画面では「複数の市民の証言によれば、狩人らしき者が――」と続き、映像は誰かがスマートデバイスで撮影した粗い影を映し出した。人影が銃を構え、別の人影が刃を閃かせる。
次の瞬間、映像は途切れる。そこまでで、スロスは小さく舌打ちした。「……狩人?」その言葉を転がすように呟き、壁にもたれかかった。彼女はゆっくりと立ち上がり、部屋の隅に置かれた端末を開いた。掲示板アプリを起動し、トレンドの上位にあったスレッドを指で叩く。
【最近チーター狩られてる件について Part4】という見出しが画面に現れた。スクロールするごとに、匿名のイカタコたちがわいわいと無責任に語り合っている。「狩人がいる」「不正者より怖い存在」そんな文字の羅列が、無表情のスロスの瞳に次々と映り込んでいく。彼女は目を細め、嘲るように鼻で笑った。
「ふーん……近いうちに会う事になりそうだ…。」
その声には退屈を破られたことへの小さな喜びが混じっていた。彼女にとってこの世界は長いこと色を失っていた。どれほど戦っても死なない自分、壊れない自分、やがて再生してしまう自分。戦いの緊張も痛みの恐怖も、とうに意味を持たなくなった。

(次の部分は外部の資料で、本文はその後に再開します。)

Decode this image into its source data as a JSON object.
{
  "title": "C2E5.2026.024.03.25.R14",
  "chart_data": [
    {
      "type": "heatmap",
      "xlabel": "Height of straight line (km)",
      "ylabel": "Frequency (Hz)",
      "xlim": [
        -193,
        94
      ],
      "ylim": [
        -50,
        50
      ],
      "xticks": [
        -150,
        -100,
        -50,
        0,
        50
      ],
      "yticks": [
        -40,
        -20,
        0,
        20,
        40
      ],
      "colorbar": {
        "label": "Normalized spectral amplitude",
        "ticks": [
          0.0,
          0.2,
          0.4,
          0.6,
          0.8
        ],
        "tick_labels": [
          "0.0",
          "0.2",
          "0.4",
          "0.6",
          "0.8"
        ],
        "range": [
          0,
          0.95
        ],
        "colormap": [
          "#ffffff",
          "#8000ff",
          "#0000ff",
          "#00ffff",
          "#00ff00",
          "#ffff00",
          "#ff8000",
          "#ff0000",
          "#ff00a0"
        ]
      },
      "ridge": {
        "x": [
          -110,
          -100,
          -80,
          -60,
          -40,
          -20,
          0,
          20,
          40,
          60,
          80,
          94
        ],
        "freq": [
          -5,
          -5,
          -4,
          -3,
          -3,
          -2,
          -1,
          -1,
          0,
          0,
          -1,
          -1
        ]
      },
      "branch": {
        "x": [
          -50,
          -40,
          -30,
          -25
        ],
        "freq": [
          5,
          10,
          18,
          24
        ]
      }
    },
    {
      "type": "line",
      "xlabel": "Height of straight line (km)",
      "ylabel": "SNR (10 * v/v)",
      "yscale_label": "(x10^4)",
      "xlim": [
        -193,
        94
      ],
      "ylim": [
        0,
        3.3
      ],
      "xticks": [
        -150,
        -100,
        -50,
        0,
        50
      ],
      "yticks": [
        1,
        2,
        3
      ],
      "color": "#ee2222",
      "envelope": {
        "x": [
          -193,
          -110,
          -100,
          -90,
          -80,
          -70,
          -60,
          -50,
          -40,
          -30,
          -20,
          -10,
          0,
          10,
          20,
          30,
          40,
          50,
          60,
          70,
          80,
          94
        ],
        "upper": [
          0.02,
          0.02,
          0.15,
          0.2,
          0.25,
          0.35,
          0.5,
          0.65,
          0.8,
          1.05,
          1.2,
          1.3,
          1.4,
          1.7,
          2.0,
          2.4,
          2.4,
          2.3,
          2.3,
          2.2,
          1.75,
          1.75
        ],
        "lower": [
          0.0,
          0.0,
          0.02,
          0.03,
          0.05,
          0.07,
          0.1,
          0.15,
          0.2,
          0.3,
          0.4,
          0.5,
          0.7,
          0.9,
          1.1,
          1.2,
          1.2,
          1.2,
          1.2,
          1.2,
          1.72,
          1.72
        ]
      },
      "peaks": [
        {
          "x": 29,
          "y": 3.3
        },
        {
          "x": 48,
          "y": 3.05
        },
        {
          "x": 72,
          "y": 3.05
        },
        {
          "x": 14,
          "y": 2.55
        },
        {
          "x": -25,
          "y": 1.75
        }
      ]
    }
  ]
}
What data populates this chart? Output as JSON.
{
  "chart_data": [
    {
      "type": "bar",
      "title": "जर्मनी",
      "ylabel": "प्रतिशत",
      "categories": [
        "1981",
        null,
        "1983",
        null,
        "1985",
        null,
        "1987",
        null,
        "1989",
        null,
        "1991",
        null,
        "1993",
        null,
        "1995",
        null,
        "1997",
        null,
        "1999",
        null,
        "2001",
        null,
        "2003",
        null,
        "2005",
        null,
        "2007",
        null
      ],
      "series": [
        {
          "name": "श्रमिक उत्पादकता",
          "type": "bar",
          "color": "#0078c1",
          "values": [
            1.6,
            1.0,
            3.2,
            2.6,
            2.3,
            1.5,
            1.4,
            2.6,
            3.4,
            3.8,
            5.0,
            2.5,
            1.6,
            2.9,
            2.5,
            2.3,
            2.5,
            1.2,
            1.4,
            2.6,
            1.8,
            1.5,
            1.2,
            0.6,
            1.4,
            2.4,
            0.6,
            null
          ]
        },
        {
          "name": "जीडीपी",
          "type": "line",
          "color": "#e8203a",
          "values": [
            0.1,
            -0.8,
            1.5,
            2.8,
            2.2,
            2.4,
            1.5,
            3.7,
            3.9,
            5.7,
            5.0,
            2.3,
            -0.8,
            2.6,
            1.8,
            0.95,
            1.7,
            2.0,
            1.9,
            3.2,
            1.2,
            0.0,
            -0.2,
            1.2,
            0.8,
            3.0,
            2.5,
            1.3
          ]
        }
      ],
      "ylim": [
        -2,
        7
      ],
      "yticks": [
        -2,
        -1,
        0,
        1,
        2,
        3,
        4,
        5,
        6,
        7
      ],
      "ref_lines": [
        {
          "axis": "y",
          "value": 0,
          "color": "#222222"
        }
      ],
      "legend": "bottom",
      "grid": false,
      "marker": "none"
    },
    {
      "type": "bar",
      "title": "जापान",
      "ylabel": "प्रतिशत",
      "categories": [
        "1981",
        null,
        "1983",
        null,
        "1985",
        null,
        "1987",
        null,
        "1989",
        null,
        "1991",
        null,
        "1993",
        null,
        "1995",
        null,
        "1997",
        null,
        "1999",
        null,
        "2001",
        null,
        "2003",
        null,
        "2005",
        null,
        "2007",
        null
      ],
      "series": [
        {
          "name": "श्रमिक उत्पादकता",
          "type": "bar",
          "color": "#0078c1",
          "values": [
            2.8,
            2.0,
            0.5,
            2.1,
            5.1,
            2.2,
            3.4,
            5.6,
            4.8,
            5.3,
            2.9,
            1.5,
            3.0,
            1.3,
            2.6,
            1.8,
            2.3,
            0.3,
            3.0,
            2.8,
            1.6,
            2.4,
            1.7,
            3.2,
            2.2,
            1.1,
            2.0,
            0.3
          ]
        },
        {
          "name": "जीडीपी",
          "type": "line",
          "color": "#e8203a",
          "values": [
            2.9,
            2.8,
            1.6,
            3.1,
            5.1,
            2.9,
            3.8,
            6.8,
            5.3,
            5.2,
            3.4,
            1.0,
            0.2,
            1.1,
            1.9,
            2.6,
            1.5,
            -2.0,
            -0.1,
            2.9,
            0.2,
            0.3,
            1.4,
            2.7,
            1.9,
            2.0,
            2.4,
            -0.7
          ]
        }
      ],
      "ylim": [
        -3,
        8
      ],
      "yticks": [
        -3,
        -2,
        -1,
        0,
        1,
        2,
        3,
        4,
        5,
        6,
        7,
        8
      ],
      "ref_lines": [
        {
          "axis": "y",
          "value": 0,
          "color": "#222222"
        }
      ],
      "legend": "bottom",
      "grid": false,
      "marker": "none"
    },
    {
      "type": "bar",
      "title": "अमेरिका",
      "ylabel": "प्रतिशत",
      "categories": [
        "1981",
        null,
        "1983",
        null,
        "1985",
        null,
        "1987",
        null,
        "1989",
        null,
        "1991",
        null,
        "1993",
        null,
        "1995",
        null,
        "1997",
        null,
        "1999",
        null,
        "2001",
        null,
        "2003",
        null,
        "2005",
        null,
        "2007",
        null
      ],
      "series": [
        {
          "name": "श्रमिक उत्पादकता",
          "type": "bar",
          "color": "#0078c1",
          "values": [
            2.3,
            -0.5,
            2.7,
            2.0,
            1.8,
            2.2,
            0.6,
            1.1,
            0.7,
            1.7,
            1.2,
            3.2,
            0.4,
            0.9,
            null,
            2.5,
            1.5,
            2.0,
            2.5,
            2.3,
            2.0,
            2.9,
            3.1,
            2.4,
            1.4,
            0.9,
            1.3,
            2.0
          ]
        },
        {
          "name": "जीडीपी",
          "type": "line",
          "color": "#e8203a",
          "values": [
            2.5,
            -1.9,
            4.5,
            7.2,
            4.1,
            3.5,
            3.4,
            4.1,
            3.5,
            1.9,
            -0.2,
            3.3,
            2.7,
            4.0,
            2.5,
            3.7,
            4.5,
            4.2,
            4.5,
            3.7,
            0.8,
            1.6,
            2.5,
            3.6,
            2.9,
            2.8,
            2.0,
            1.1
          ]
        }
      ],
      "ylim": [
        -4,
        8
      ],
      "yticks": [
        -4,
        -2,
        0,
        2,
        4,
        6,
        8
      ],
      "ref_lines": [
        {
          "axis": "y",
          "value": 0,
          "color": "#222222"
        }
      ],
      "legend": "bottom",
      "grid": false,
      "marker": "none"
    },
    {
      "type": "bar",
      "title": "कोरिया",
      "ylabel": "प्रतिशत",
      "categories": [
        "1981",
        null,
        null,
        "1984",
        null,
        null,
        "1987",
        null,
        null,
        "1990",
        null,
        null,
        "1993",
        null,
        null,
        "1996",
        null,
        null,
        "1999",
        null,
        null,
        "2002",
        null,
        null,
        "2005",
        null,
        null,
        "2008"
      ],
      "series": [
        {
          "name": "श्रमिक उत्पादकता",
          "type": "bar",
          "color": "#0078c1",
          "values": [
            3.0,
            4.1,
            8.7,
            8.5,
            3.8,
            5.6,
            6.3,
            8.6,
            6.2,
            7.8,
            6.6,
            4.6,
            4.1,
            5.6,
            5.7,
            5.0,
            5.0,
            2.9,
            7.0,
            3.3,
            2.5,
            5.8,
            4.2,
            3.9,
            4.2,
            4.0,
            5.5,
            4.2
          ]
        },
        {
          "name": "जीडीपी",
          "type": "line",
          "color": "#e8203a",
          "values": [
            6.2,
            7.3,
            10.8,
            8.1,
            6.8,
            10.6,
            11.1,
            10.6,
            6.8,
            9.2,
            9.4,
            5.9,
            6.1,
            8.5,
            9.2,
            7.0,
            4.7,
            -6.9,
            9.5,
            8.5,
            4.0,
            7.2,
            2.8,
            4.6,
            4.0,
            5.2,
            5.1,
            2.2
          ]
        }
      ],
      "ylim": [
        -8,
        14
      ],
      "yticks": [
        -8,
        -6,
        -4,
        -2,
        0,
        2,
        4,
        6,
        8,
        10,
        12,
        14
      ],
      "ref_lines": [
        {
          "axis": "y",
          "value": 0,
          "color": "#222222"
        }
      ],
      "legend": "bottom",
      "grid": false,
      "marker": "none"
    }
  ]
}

だが――「狩人」その二文字には彼女の退屈をわずかに揺さぶる響きがあった。掲示板の一レスには「二人いる」「組織かもしれない」とあった。スロスはその文を読み、息を漏らして笑った。
笑いながらも、心のどこかで別の感情が芽生えているのを自覚していた。それは恐怖ではない。警戒でもない。純粋な――好奇心。ページを閉じ、端末をベッドに放り投げたスロスは、薄暗い部屋を歩いて秘密の扉の前に立つ。無言でその扉をなぞる指先に、かすかな震えがあった。
奥に隠した死んでも蘇る保証。それがあるからこそ、彼女は恐れずに動けるし、何より死の重みを感じない。
「自分以外の狩人、か……。」
再び呟き、狂気をはらんだ笑みを浮かべる。
「だったら、退屈凌ぎになるか…?」
自分に問いかけるような声が、狭い部屋に小さく反響する。彼女はナイフを手に取って、その刃に反射するテレビの光を眺めた。無関心を装いながらも、心臓はほんのわずかに速く打っている。久しく感じなかった、退屈の隙間を破る音だった。